2. However, if operator-unavailable were the name of an file under the static files path, rather than a directory, then what should be served (that file or the routable state) would be undefined. All of which is to say: one is always gonna have to either watch for name collisions to make sure the right thing is served, or, more safely, define a static files mount path, like /static, so that there's no risk of collision (as long as /static isn't a routable state's url). I think the hotline does the former atm, but should probably switch to the latter.

3. urlFor is blowing up because it's trying to fingerprint the provided url, as it does by default. To do that, though, it looks for the file that the url could correspond to (based on the config) and tries to hash that file's contents. Because in this case the url (when it's being interpreted as related to static files for fingerprinting) corresponds to a directory, shit blows up, because a directory doesn't have contents to hash like a file does to create the fingerprint.

4. So, one question is what to do when the url being fingerprinted points to a directory (which could happen even with a mountPath). Since a directory itself can't be served (unless some index file at that directory is served in its place, which we're not doing atm), blowing up in some form is probably correct, but we could have a better error message.

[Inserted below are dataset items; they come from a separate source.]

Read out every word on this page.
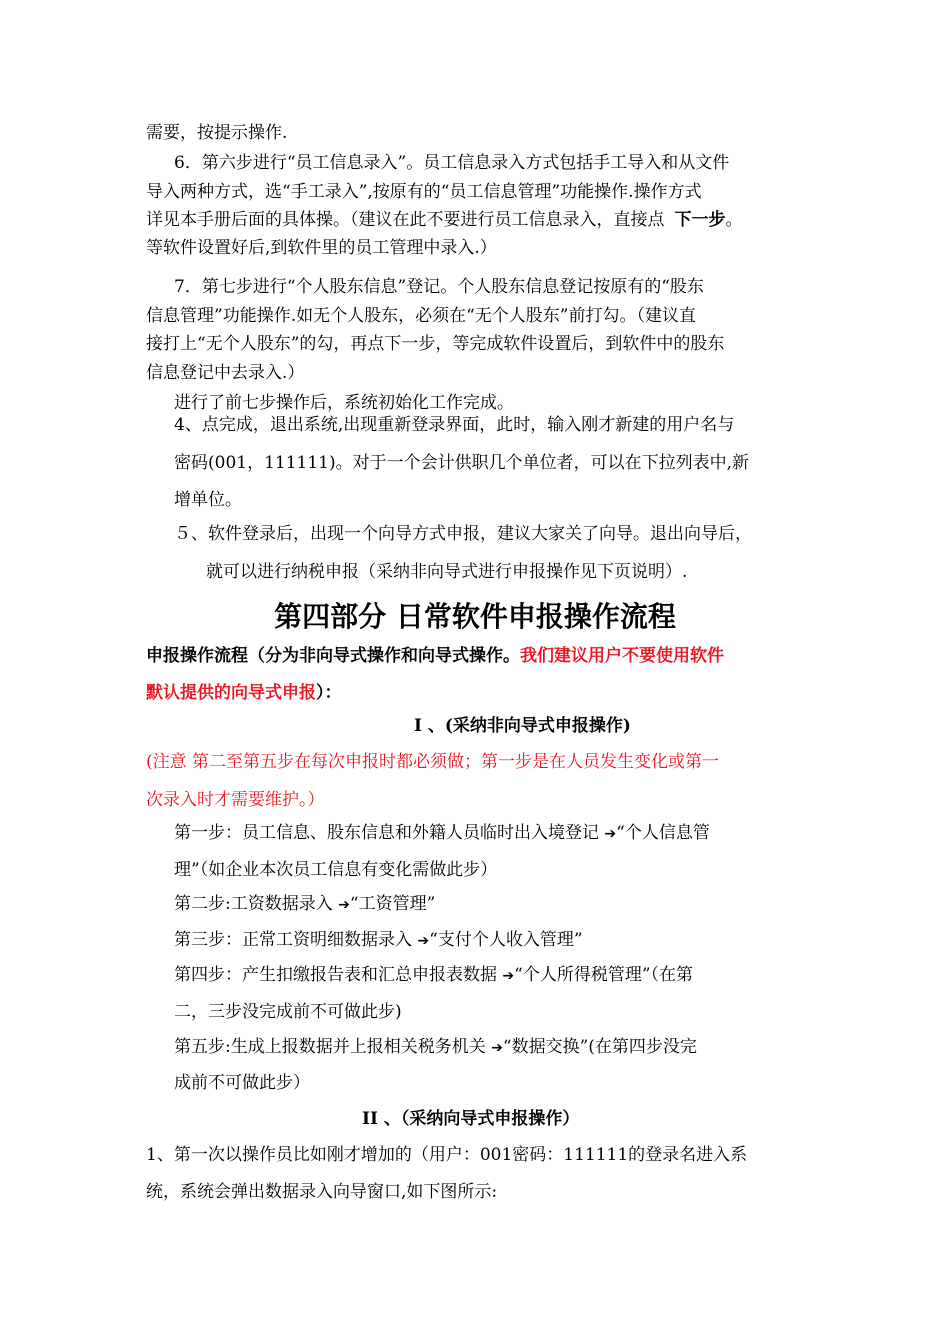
需要，按提示操作.
6．第六步进行“员工信息录入”。员工信息录入方式包括手工导入和从文件
导入两种方式，选“手工录入”,按原有的“员工信息管理”功能操作.操作方式
详见本手册后面的具体操。（建议在此不要进行员工信息录入，直接点 下一步。
等软件设置好后,到软件里的员工管理中录入.）
7．第七步进行“个人股东信息”登记。个人股东信息登记按原有的“股东
信息管理”功能操作.如无个人股东，必须在“无个人股东”前打勾。（建议直
接打上“无个人股东”的勾，再点下一步，等完成软件设置后，到软件中的股东
信息登记中去录入.）
进行了前七步操作后，系统初始化工作完成。
4、点完成，退出系统,出现重新登录界面，此时，输入刚才新建的用户名与
密码(001，111111)。对于一个会计供职几个单位者，可以在下拉列表中,新
增单位。
５、软件登录后，出现一个向导方式申报，建议大家关了向导。退出向导后，
就可以进行纳税申报（采纳非向导式进行申报操作见下页说明）.
第四部分 日常软件申报操作流程
申报操作流程（分为非向导式操作和向导式操作。我们建议用户不要使用软件
默认提供的向导式申报）：
Ⅰ 、(采纳非向导式申报操作)
(注意 第二至第五步在每次申报时都必须做；第一步是在人员发生变化或第一
次录入时才需要维护。）
第一步：员工信息、股东信息和外籍人员临时出入境登记 ➔“个人信息管
理”（如企业本次员工信息有变化需做此步）
第二步:工资数据录入 ➔“工资管理”
第三步：正常工资明细数据录入 ➔“支付个人收入管理”
第四步：产生扣缴报告表和汇总申报表数据 ➔“个人所得税管理”（在第
二，三步没完成前不可做此步)
第五步:生成上报数据并上报相关税务机关 ➔“数据交换”(在第四步没完
成前不可做此步）
II 、（采纳向导式申报操作）
1、第一次以操作员比如刚才增加的（用户：001密码：111111的登录名进入系
统，系统会弹出数据录入向导窗口,如下图所示:
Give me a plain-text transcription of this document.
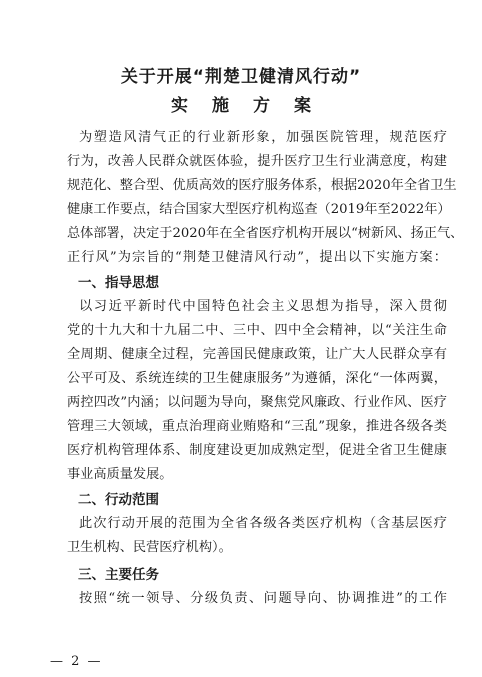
关于开展“荆楚卫健清风行动”
实施方案
为塑造风清气正的行业新形象，加强医院管理，规范医疗
行为，改善人民群众就医体验，提升医疗卫生行业满意度，构建
规范化、整合型、优质高效的医疗服务体系，根据2020年全省卫生
健康工作要点，结合国家大型医疗机构巡查（2019年至2022年）
总体部署，决定于2020年在全省医疗机构开展以“树新风、扬正气、
正行风”为宗旨的“荆楚卫健清风行动”，提出以下实施方案：
一、指导思想
以习近平新时代中国特色社会主义思想为指导，深入贯彻
党的十九大和十九届二中、三中、四中全会精神，以“关注生命
全周期、健康全过程，完善国民健康政策，让广大人民群众享有
公平可及、系统连续的卫生健康服务”为遵循，深化“一体两翼，
两控四改”内涵；以问题为导向，聚焦党风廉政、行业作风、医疗
管理三大领域，重点治理商业贿赂和“三乱”现象，推进各级各类
医疗机构管理体系、制度建设更加成熟定型，促进全省卫生健康
事业高质量发展。
二、行动范围
此次行动开展的范围为全省各级各类医疗机构（含基层医疗
卫生机构、民营医疗机构）。
三、主要任务
按照“统一领导、分级负责、问题导向、协调推进”的工作
— 2 —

5. Finally, there's the question of whether we could make urlFor a little smarter, so that the fingerprint option has a better default. The one thing I'm thinking here is that we could create the urlFor function with knowledge of the static files mount path, so that it only tries to fingerprint urls by default that are underneath that path. So, the default for fingerprint would change from "fingerprint iff [a fingerprint function is provided && the query option is not used]" to "fingerprint iff a [fingerprint function is provided && ((there's a static files mount path && this url is under that path) || the query option is not used)]". That's probably a little more user friendly — although it doesn't help in your example, because there's no mount path. However, I wonder whether a default like that starts to make the fingerprint default seem a little too "magical". Thoughts?